Clinic finishes at a decent time today-and I have 3 consults to do, and I also want to check up on the other patients I'm seeing on the wards. I decided to pop in and see the guy with infective endocarditis, who is doing great and should be heading out of the hospital soon. As I walk down the ward, I look at the patients lying in bed. I look at the faces. Confused men, lying naked in bed. A man trying to get a cup to his lips, struggling, and spilling water over him. I head to see my patient. After 3 plus weeks, he's bored, we chat for a bit. I write a brief note in his chart. When I look up, I recognize the guy in the bed next to him.
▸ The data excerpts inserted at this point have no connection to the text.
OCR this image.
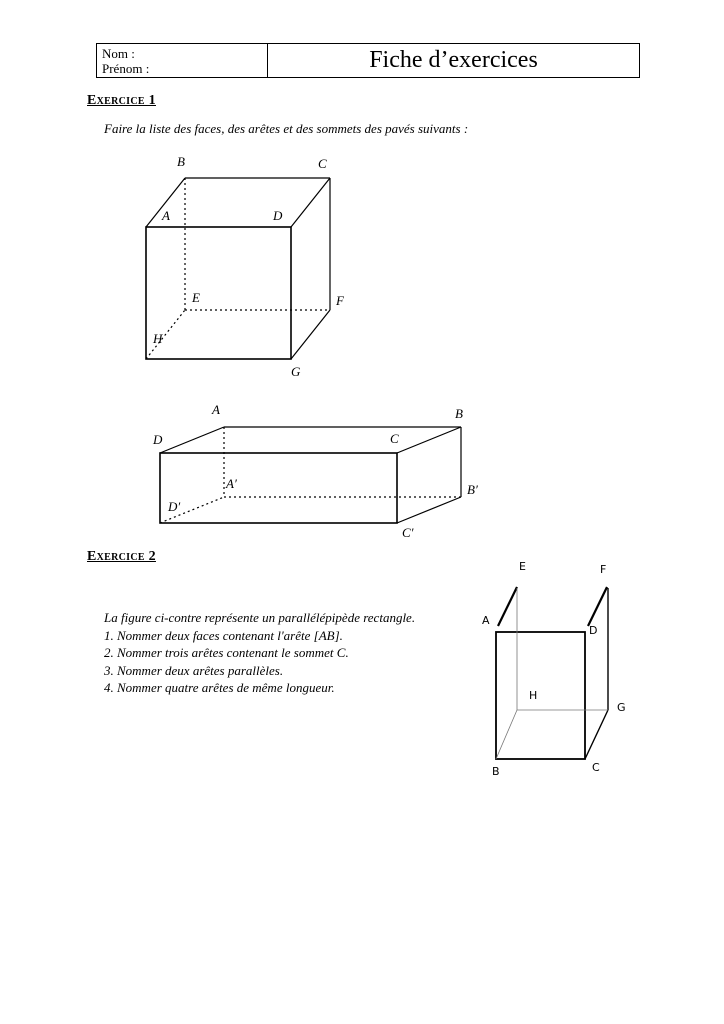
Nom :
Prénom :	Fiche d’exercices
Exercice 1
Faire la liste des faces, des arêtes et des sommets des pavés suivants :
Exercice 2
La figure ci-contre représente un parallélépipède rectangle.
1. Nommer deux faces contenant l'arête [AB].
2. Nommer trois arêtes contenant le sommet C.
3. Nommer deux arêtes parallèles.
4. Nommer quatre arêtes de même longueur.
B	C
A	D
E	F
H
G
A	B
D	C
A′	B′
D′
C′
E	F
A
D
H
G
B	C
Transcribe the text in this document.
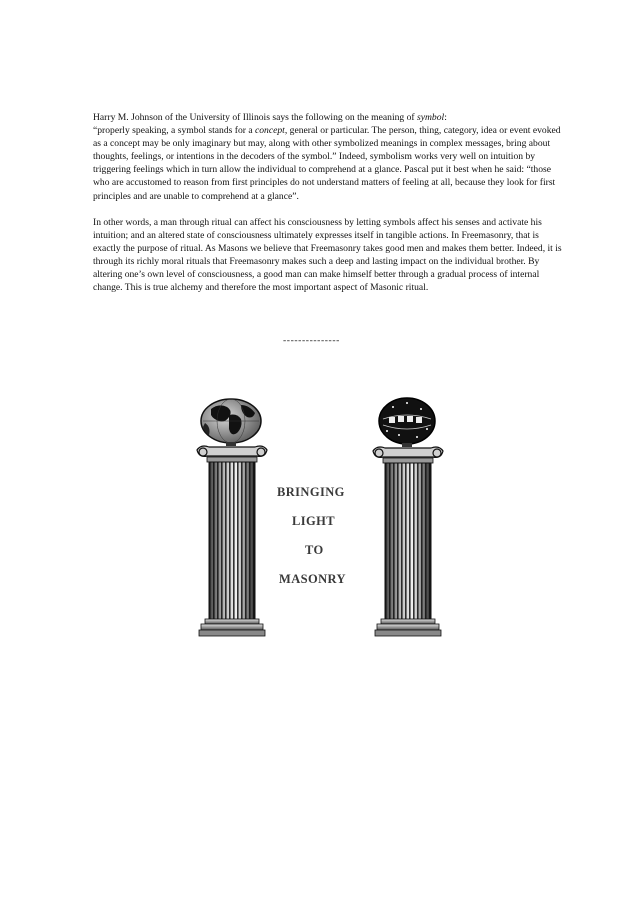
Harry M. Johnson of the University of Illinois says the following on the meaning of symbol:
“properly speaking, a symbol stands for a concept, general or particular. The person, thing, category, idea or event evoked as a concept may be only imaginary but may, along with other symbolized meanings in complex messages, bring about thoughts, feelings, or intentions in the decoders of the symbol.” Indeed, symbolism works very well on intuition by triggering feelings which in turn allow the individual to comprehend at a glance. Pascal put it best when he said: “those who are accustomed to reason from first principles do not understand matters of feeling at all, because they look for first principles and are unable to comprehend at a glance”.

In other words, a man through ritual can affect his consciousness by letting symbols affect his senses and activate his intuition; and an altered state of consciousness ultimately expresses itself in tangible actions. In Freemasonry, that is exactly the purpose of ritual. As Masons we believe that Freemasonry takes good men and makes them better. Indeed, it is through its richly moral rituals that Freemasonry makes such a deep and lasting impact on the individual brother. By altering one’s own level of consciousness, a good man can make himself better through a gradual process of internal change. This is true alchemy and therefore the most important aspect of Masonic ritual.

---------------
BRINGING
LIGHT
TO
MASONRY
It's the guy I admitted this morning.
 
"Doctor" is the patient's first name. Not an all too uncommon name. He showed up at 8am this morning, I handed him his admission papers, and sent him to get an xray and then head over to the admission ward. I checked a few hours later to see if there were any labs on the computer, as a surrogate measure of if he had maybe been seen yet. No results. I hoped that he wouldn't sit for hours waiting to bed admitted. And here he was. He smiled, and we talked a bit. I looked over the admissions orders that the registrar had written. Doctor had a biopsy of an abdominal mass weeks ago, was told he had non-Hodgkin's lymphoma, and needed to follow up with the hematologists. When I saw him yesterday, I wasn't even sure if he knew he had cancer. I imagined the conversation when he got his results went something like this.
 
"Well, your biopsy results show you have non-Hodgkin's lymphoma, we'll send you to the hematologists good luck and take care."
 
Yesterday, after weeks, he hadn't been to the hematologists, and the work up that should have been started wasn't anywhere close to being done, or even started. Doctor is about my age. But looks at least 10 years older, though I have more grey hair. The striking thing is how wasted his face is. You can literally imagine what his skull bones look like, because he basically has a thin shell of skin covering them. He was in the office yesterday, with his girlfriend, and their infant (maybe 6 or 7 months old). You can see the fear in this guy's eyes. He has no immune system. He has cancer. He knows this. Yet, like EM, you can see he desperately wants to live.
 
Will I lose my dignity?
Will someone care?
Will I wake tomorrow from this nightmare?
 
As I'm lost in a moment of vanity at the gym, I hear these lyrics, and these are the faces and stories that immediately came to mind. Dignity. Care. Nightmare (both literal and figurative). How is it that lyrics written about this damn disease 13 years ago in America still perfectly capture what is going on today in other parts of the world.